Material and Methods
Planning
CT-scans of ten prostate SBRT patients, previously treated with 4x9.5 Gy, were
included. An in-house application for fully automated, non-coplanar treatment
planning with integrated beam angle optimization (BAO) was used to compare PF
planning with the conventional one-plan approach. For conventional planning, a 12-beam
non-coplanar IMRT plan with individualized beam angles was generated for each
patient. Different 12-beam configurations could be automatically selected for the
4 PF plans. PF plans were sequentially generated by adding dose to already
generated PF plan(s), such that accumulated doses fulfilled all soft and hard
planning constraints for PTV, OARs and other normal tissues. Moreover, each PF
plan separately also obeyed all (hard constraints)/N, with N the number of
fractions, while some violations of normal tissue soft constraints were allowed
in individual PF plans.
Results
In PF
planning, the optimizer always selected different beam setups for the 4
fractions, resulting in different patterns of dose spikes ‘leaking’ from the
PTV into healthy tissues, with low spike doses in accumulated plans (Fig.1,
right panels), similar to conventional planning (Fig. 1, left panel). PTV doses
in PF planning were acceptable and highly similar to those in conventional treatment,
while fulfilling all OAR and PTV hard constraints. PF accumulated plans showed improved
OAR sparing compared to conventional, especially for bladder and also for
rectum (Fig. 1 and Fig.2); reductions in bladder Dmean of 24.5% (range: 13.5-35.3)
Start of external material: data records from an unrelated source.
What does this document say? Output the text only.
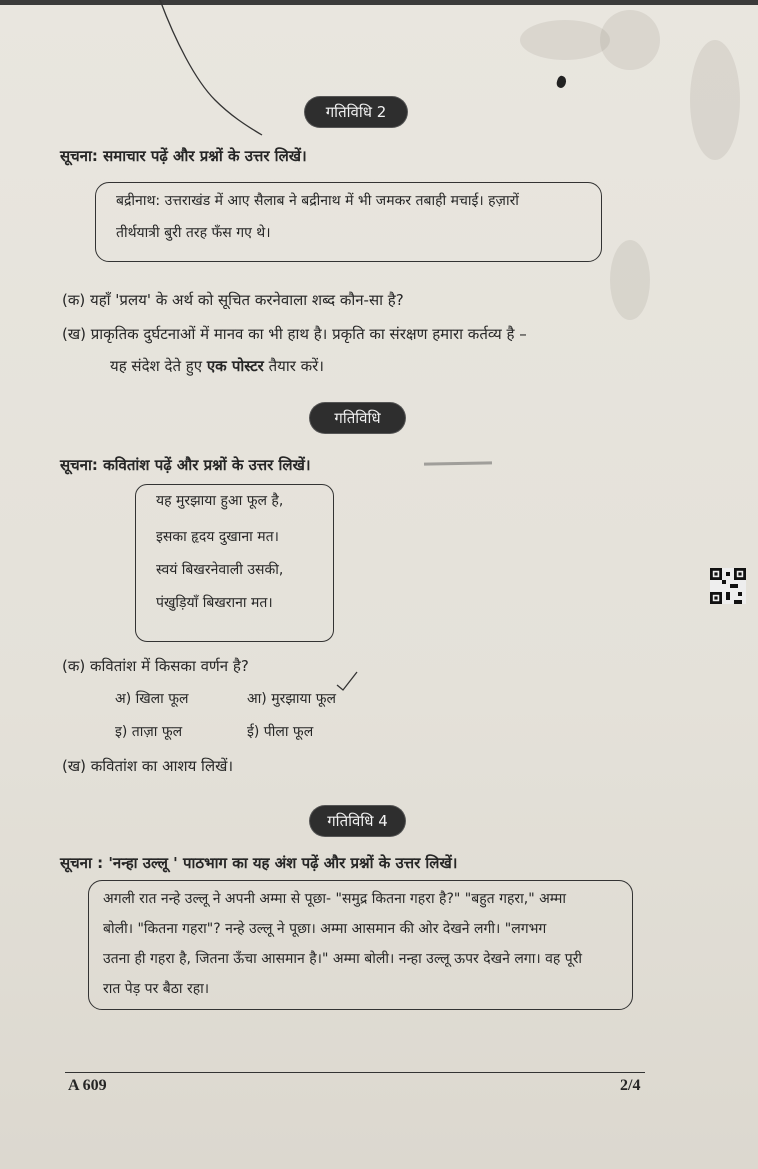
गतिविधि 2
सूचना: समाचार पढ़ें और प्रश्नों के उत्तर लिखें।
बद्रीनाथ: उत्तराखंड में आए सैलाब ने बद्रीनाथ में भी जमकर तबाही मचाई। हज़ारों
तीर्थयात्री बुरी तरह फँस गए थे।
(क) यहाँ 'प्रलय' के अर्थ को सूचित करनेवाला शब्द कौन-सा है?
(ख) प्राकृतिक दुर्घटनाओं में मानव का भी हाथ है। प्रकृति का संरक्षण हमारा कर्तव्य है –
यह संदेश देते हुए एक पोस्टर तैयार करें।
गतिविधि
सूचना: कवितांश पढ़ें और प्रश्नों के उत्तर लिखें।
यह मुरझाया हुआ फूल है,
इसका हृदय दुखाना मत।
स्वयं बिखरनेवाली उसकी,
पंखुड़ियाँ बिखराना मत।
(क) कवितांश में किसका वर्णन है?
अ) खिला फूल	आ) मुरझाया फूल
इ) ताज़ा फूल	ई) पीला फूल
(ख) कवितांश का आशय लिखें।
गतिविधि 4
सूचना : 'नन्हा उल्लू ' पाठभाग का यह अंश पढ़ें और प्रश्नों के उत्तर लिखें।
अगली रात नन्हे उल्लू ने अपनी अम्मा से पूछा- "समुद्र कितना गहरा है?" "बहुत गहरा," अम्मा
बोली। "कितना गहरा"? नन्हे उल्लू ने पूछा। अम्मा आसमान की ओर देखने लगी। "लगभग
उतना ही गहरा है, जितना ऊँचा आसमान है।" अम्मा बोली। नन्हा उल्लू ऊपर देखने लगा। वह पूरी
रात पेड़ पर बैठा रहा।
A 609	2/4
and in rectum Dmean of 6.3% (range: -7.2-18.5). Patient whole body (normal
tissue) dose was similar (Fig.2).
Conclusion
The
proposed per-fraction planning with different, dosimetrically matched plans for
the four SBRT fractions, resulted in reduced bladder and rectum doses compared
to the conventional one-plan approach, for similar PTV and whole body patient
doses. Extension of the methodology to on-line adaptive re-planning based on
daily acquired CT- or MR-scans is feasible and a topic for further research.
Figure 1: Dose distributions for one example patient for conventional planning and per-fraction planning (PF).
Figure 2: Population average DVHs of the total plans.